Bagian14

14 3 0
                                    

Kulangkahkan kaki keluar kelas yang sangat membosankan dan suntuk dan mengingat percakapan kami kemarin malam bersama Adrian denganku. Siang hari yang cukup terik di kampus, hanya segelintir orang yang rela berpanas-panas di jalan, sementara yang lain sepertinya nyaman duduk di bawah pohon yang rindang. Menyebalkan sekali ketika mata kuliah selanjutnya ada diakhir waktu pada sore hari pukul lima, masih ada jeda waktu yang panjang untuk menunggu.

Suara azan zuhur menggema dari masjid kampus yang letaknya tidak jauh dari kelasku. Tanpa ragu kulangkahkan kaki ke masjid untuk salat zuhur dan tidur sejenak untuk melepas suntuk.

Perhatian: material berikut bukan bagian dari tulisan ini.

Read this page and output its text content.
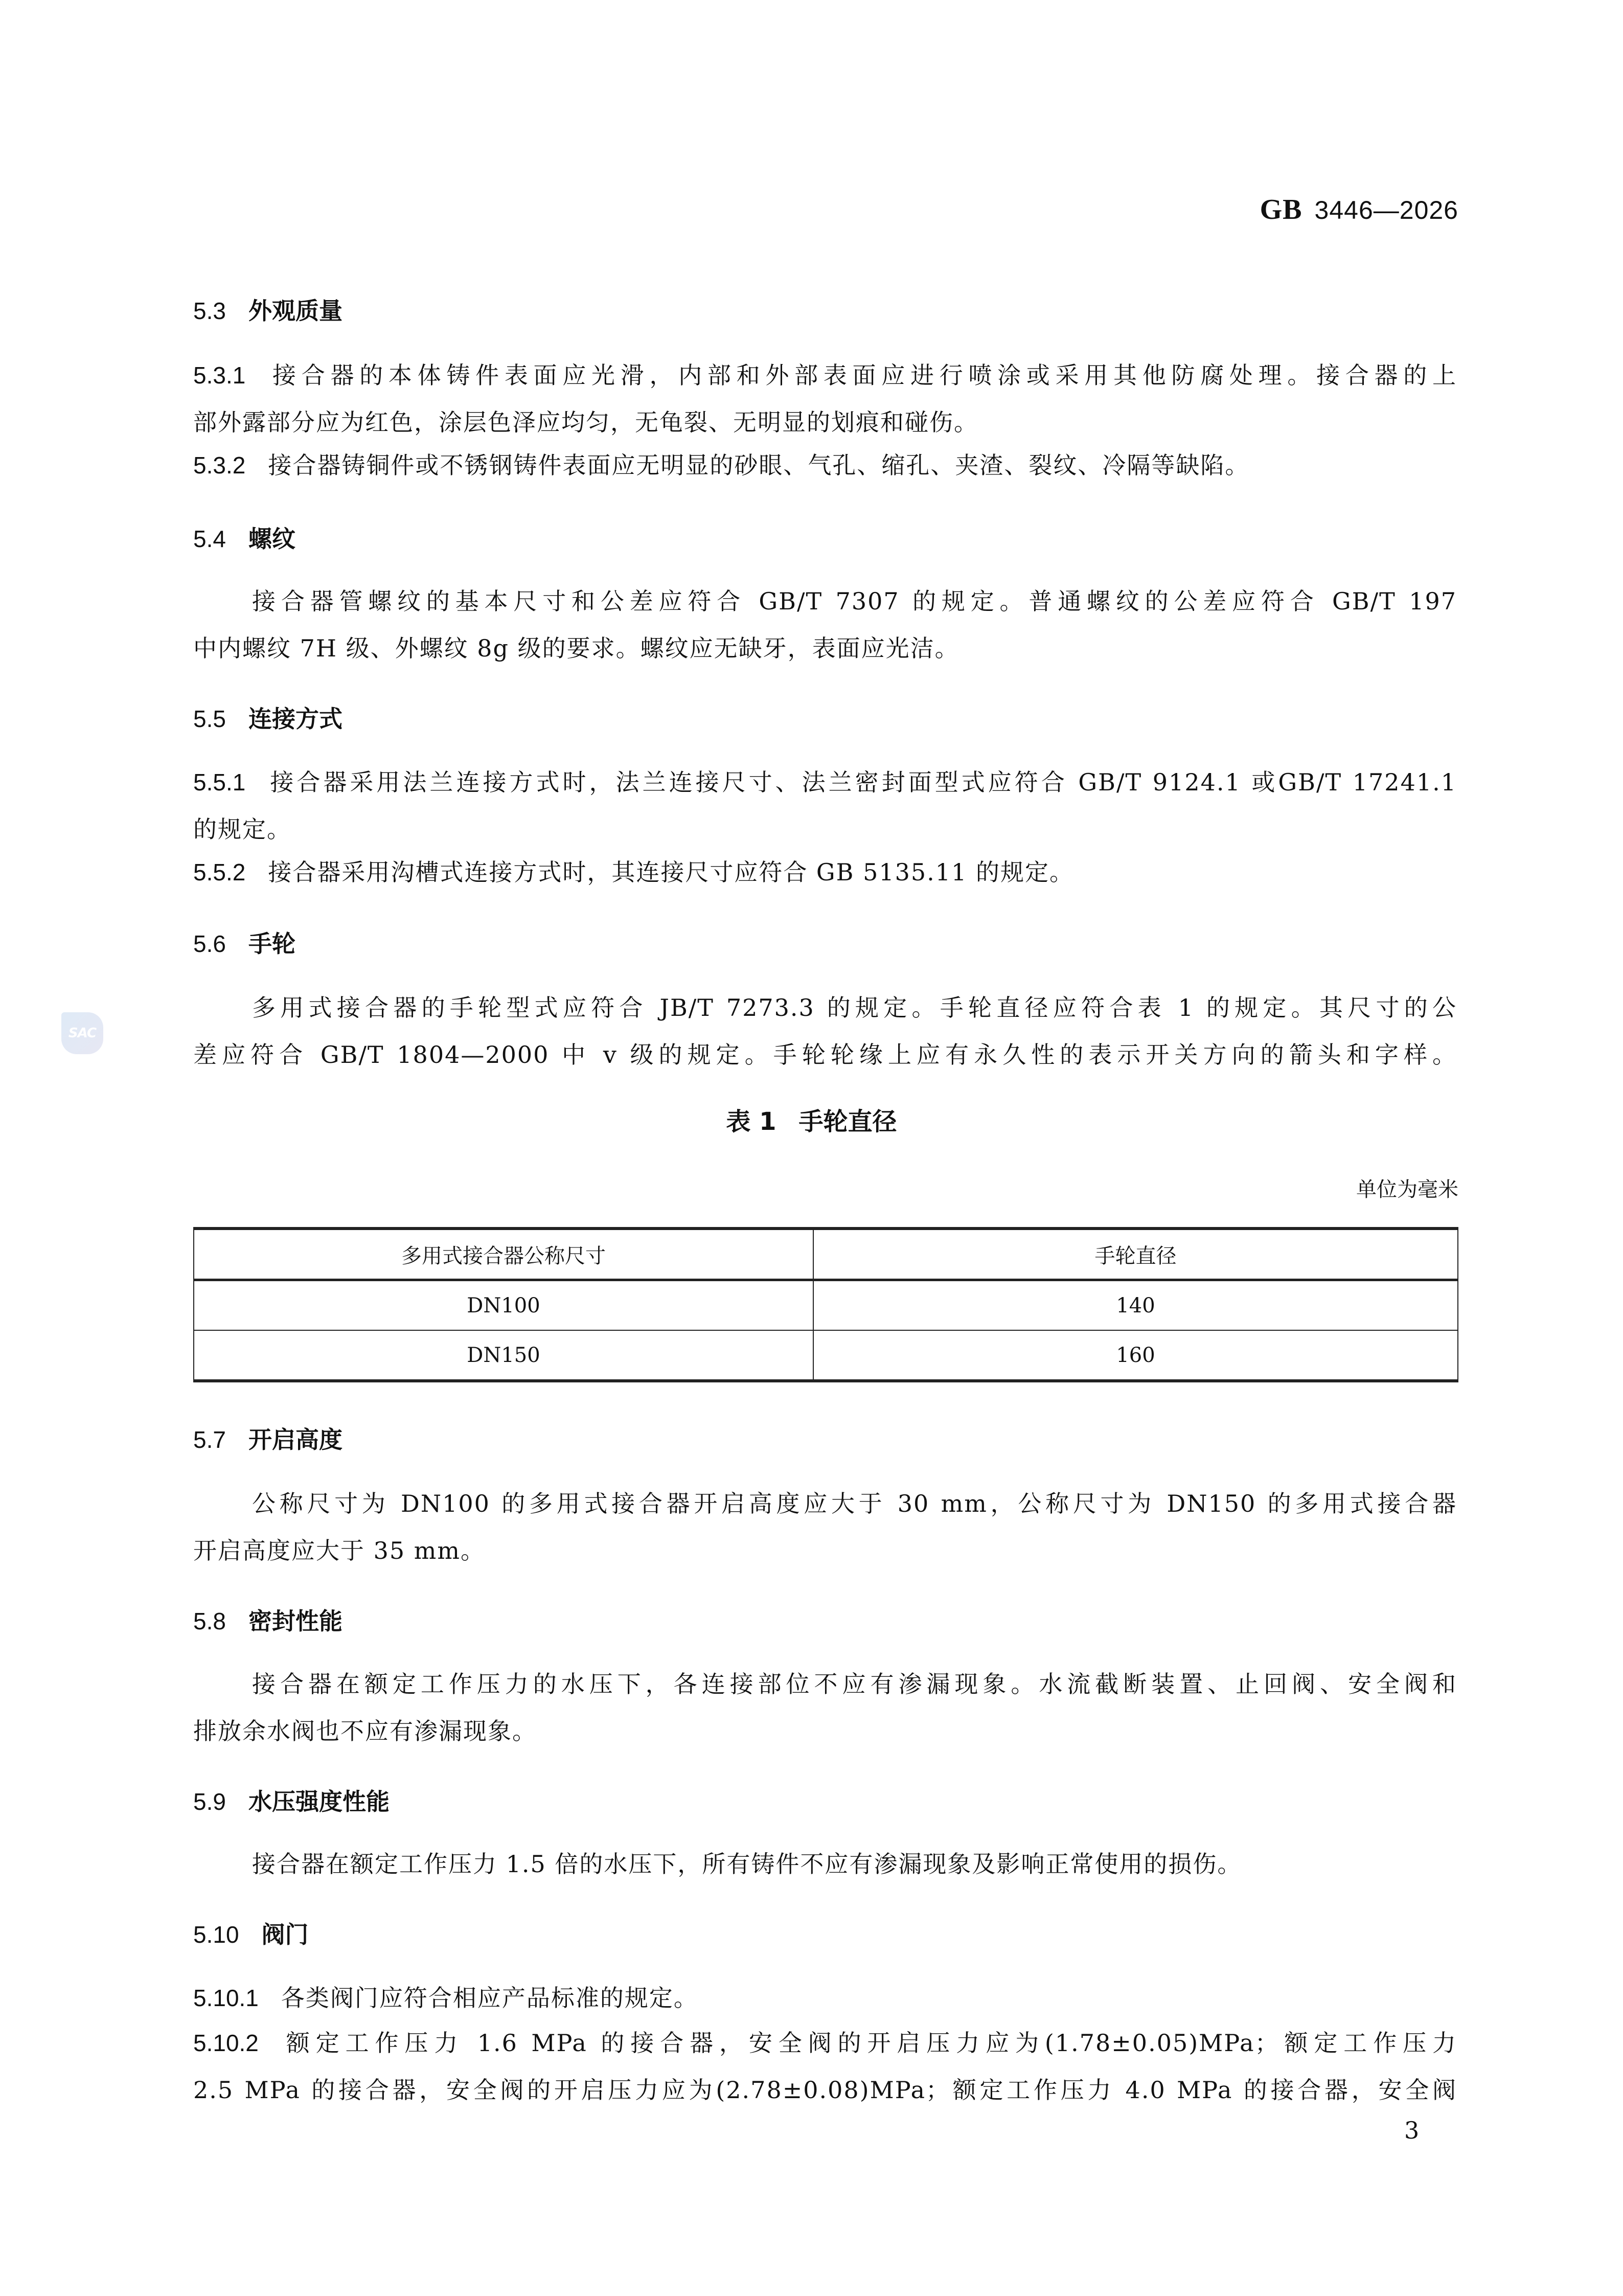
GB 3446—2026
5.3 外观质量
5.3.1 接合器的本体铸件表面应光滑，内部和外部表面应进行喷涂或采用其他防腐处理。接合器的上
部外露部分应为红色，涂层色泽应均匀，无龟裂、无明显的划痕和碰伤。
5.3.2 接合器铸铜件或不锈钢铸件表面应无明显的砂眼、气孔、缩孔、夹渣、裂纹、冷隔等缺陷。
5.4 螺纹
接合器管螺纹的基本尺寸和公差应符合 GB/T 7307 的规定。普通螺纹的公差应符合 GB/T 197
中内螺纹 7H 级、外螺纹 8g 级的要求。螺纹应无缺牙，表面应光洁。
5.5 连接方式
5.5.1 接合器采用法兰连接方式时，法兰连接尺寸、法兰密封面型式应符合 GB/T 9124.1 或GB/T 17241.1
的规定。
5.5.2 接合器采用沟槽式连接方式时，其连接尺寸应符合 GB 5135.11 的规定。
5.6 手轮
多用式接合器的手轮型式应符合 JB/T 7273.3 的规定。手轮直径应符合表 1 的规定。其尺寸的公
差应符合 GB/T 1804—2000 中 v 级的规定。手轮轮缘上应有永久性的表示开关方向的箭头和字样。
表 1 手轮直径
单位为毫米
多用式接合器公称尺寸	手轮直径
DN100	140
DN150	160
5.7 开启高度
公称尺寸为 DN100 的多用式接合器开启高度应大于 30 mm，公称尺寸为 DN150 的多用式接合器
开启高度应大于 35 mm。
5.8 密封性能
接合器在额定工作压力的水压下，各连接部位不应有渗漏现象。水流截断装置、止回阀、安全阀和
排放余水阀也不应有渗漏现象。
5.9 水压强度性能
接合器在额定工作压力 1.5 倍的水压下，所有铸件不应有渗漏现象及影响正常使用的损伤。
5.10 阀门
5.10.1 各类阀门应符合相应产品标准的规定。
5.10.2 额定工作压力 1.6 MPa 的接合器，安全阀的开启压力应为(1.78±0.05)MPa；额定工作压力
2.5 MPa 的接合器，安全阀的开启压力应为(2.78±0.08)MPa；额定工作压力 4.0 MPa 的接合器，安全阀
SAC
3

Dari sudut mataku bisa kulihat sepasang mata sedang mengawasiku dengan lekat saat aku mengambil air wudhu. Tatapan perempuan itu Elena Humaira, aku bergegas ke dalam masjid dan memulai salat zuhur. Berbagai rapalan doa kupanjatkan, aku memohon agar keluargaku selalu diberi perlindungan, dan untuk ibu semoga diberi ketabahan dalam mengurus anak-anaknya termasuk aku, semoga ia selalu sabar dalam menjalani kehidupannya yang sendiri mengurus kami. Dan untuk ayah, berilah ia selalu kebahagiaan dengan keluarga barunya.

Aku menyadari walaupun kenyataannya orangtua kami bercerai, aku lebih bisa melihat wajah ibu yang segar kembali dan tidak ada beban mengkhawatirkan ayah yang selalu pulang malam dengan pacar barunya.
Kuusap wajahku dengan kedua tanganku seraya mengamini doaku. Aku duduk disudut pojok masjid dengan posisi yang cukup nyaman dengan tas yang kujadikan alas untukku tidur. Dan ingatan dimana Elena menatapku dengan malu-malu tetapi aku sudah berjanji untuk tidak mendekati Zinah saat meminta Adrian untuk mengajariku.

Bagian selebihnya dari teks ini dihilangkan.